Of relevance to the PCF, Jonathan Ashworth MP has been appointed as Shadow Secretary of State for Health following the promotion of Diane Abbott to Shadow Home Secretary. Sharon Hodgson MP has been appointed as Shadow Minister for Public Health, having previously served as a Shadow Education Minister. We would expect her to be the most relevant health minister for the PCF, given she will be mirroring Nicola Blackwood MP, who has responsibility within government for children’s health and school nursing. Julie Cooper MP has been appointed as Shadow Minister for Community Health, while Barbara Keeley MP returns to her previous role as Shadow Minister for Mental Health and Social Care, which has been expanded slightly to include a mental health remit.

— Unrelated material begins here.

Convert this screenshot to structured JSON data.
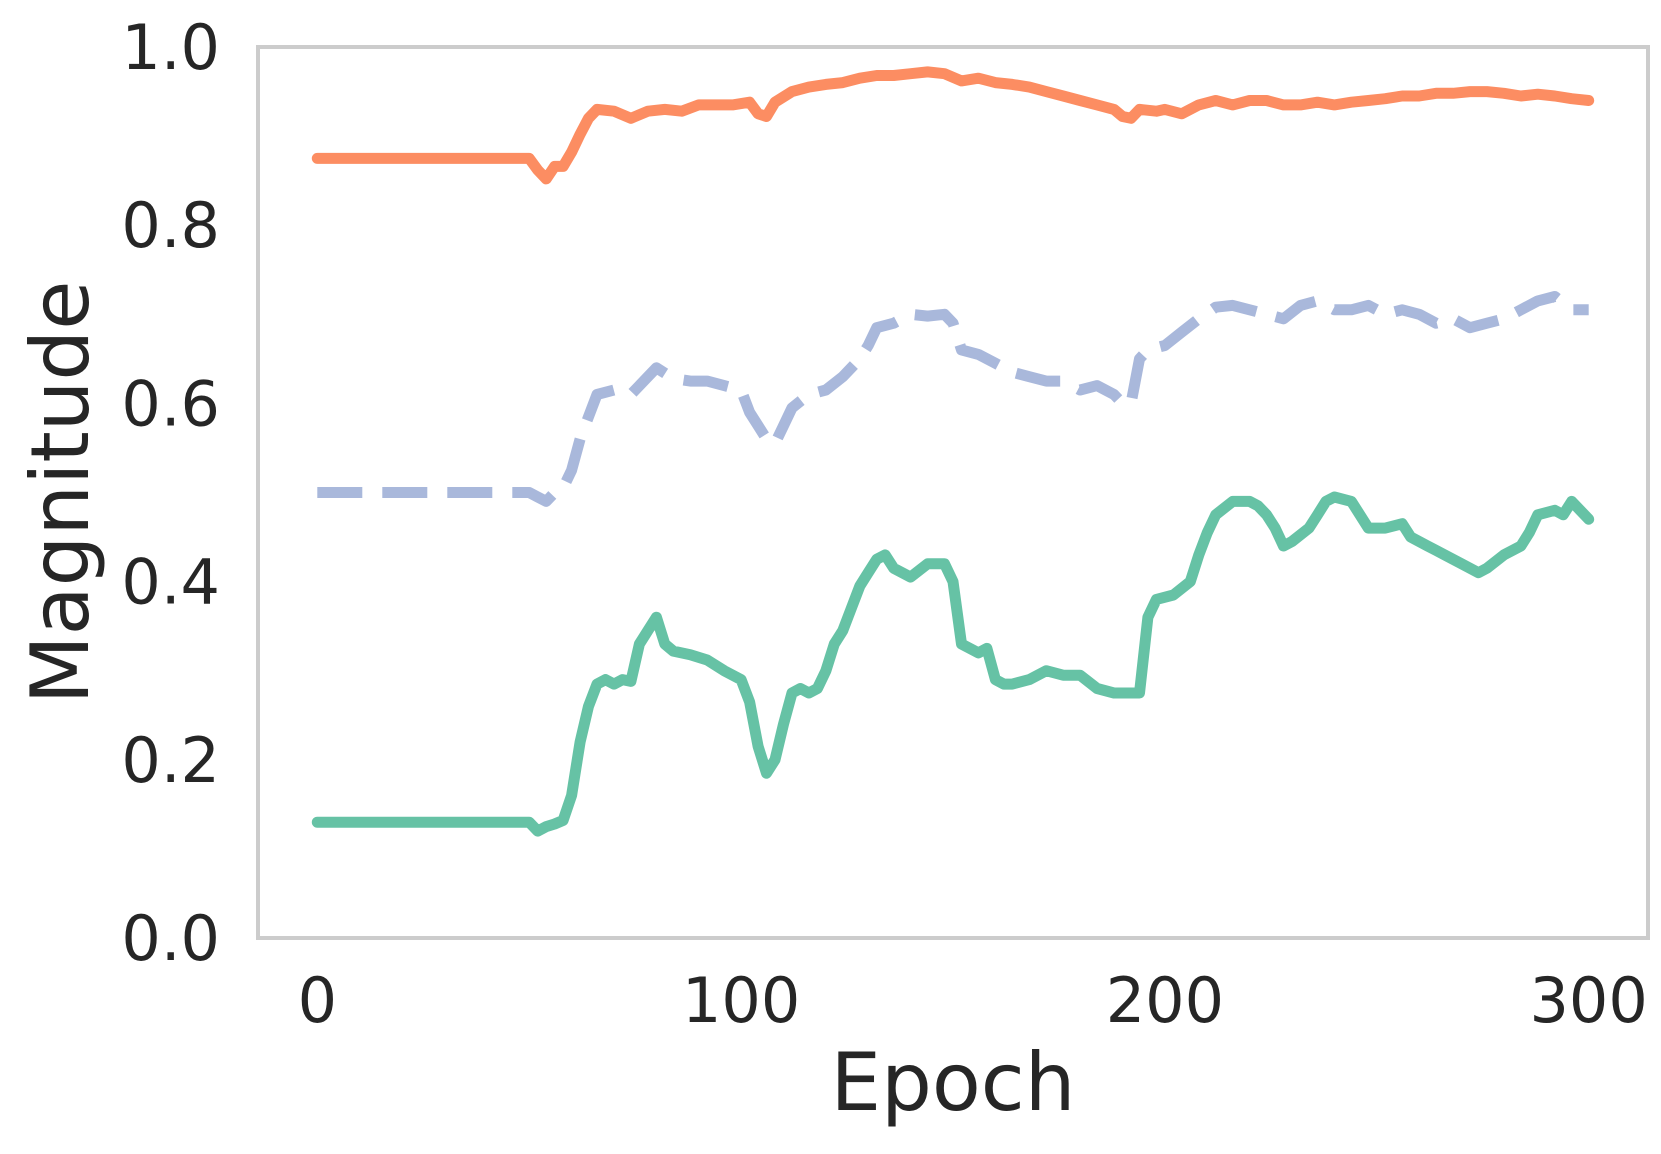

Angela Rayner MP remains Shadow Secretary of State for Education, with Emma Lewell-Buck MP appointed to serve under her as Shadow Minister for Children and Families. Ms Lewell-Buck will be shadowing Edward Timpson MP within the Government, and replaces Sharon Hodgson in the role. Tulip Siddiq MP – who has previously called for the “special needs price-tag”, imposing additional costs on services and goods needed by those with SEND, to be mitigated – has been appointed as Shadow Minister for Early Years; and Mike Kane MP has been selected as Shadow Minister for Schools.

Question about urology and prostate nurses asked during PMQs

Michael Fabricant MP (Con, Lichfield) has asked the Prime Minister a question on the looming shortage of specialist prostate and urology nurses during this week’s Prime Minister’s Questions (PMQs). Mr Fabricant described his own recent experience of having a prostatectomy due to being at risk of prostate cancer, and used it to highlight the expected shortage of specialist prostate and urology nurses expected to arise over the next decade due to the retirement of existing specialists. He concluded his statement by asking “what the Government can do to avert a shortage of these much needed specialist nurses?”

The Prime Minister’s response focused on efforts to increase awareness of cancer – given that Mr Fabricant received treatment to avoid prostate cancer – but did say that the Government “will look at the training of nurses – 50,000 nurses are in training – and continue to make sure that the specialisms are available to do the work that is necessary in the health service.”

Health Foundation report warns of £700m NHS Wales shortfall

A report by an influential think tank, the Health Foundation, has warned of the need for the NHS in Wales to find £700 million in efficiency savings if it is to avoid a funding shortfall of the same amount by 2019/20. Although this would equate to 10% of the health service’s current budget, it is thought that almost £300 million will be saved by the 1% cap on public sector pay increases imposed by the UK Government.

The analysis is based on the assumption that Welsh spending on the NHS between now and 2020 will increase by 0.7% annually – as expected in England – but spending has only grown by 0.1% in Wales in recent years. The authors call for increases of 2.2% above inflation each year between 2019/20 and 2030/31 to sustain services, to meet the growing demands caused by long-term health conditions and inadequate social care.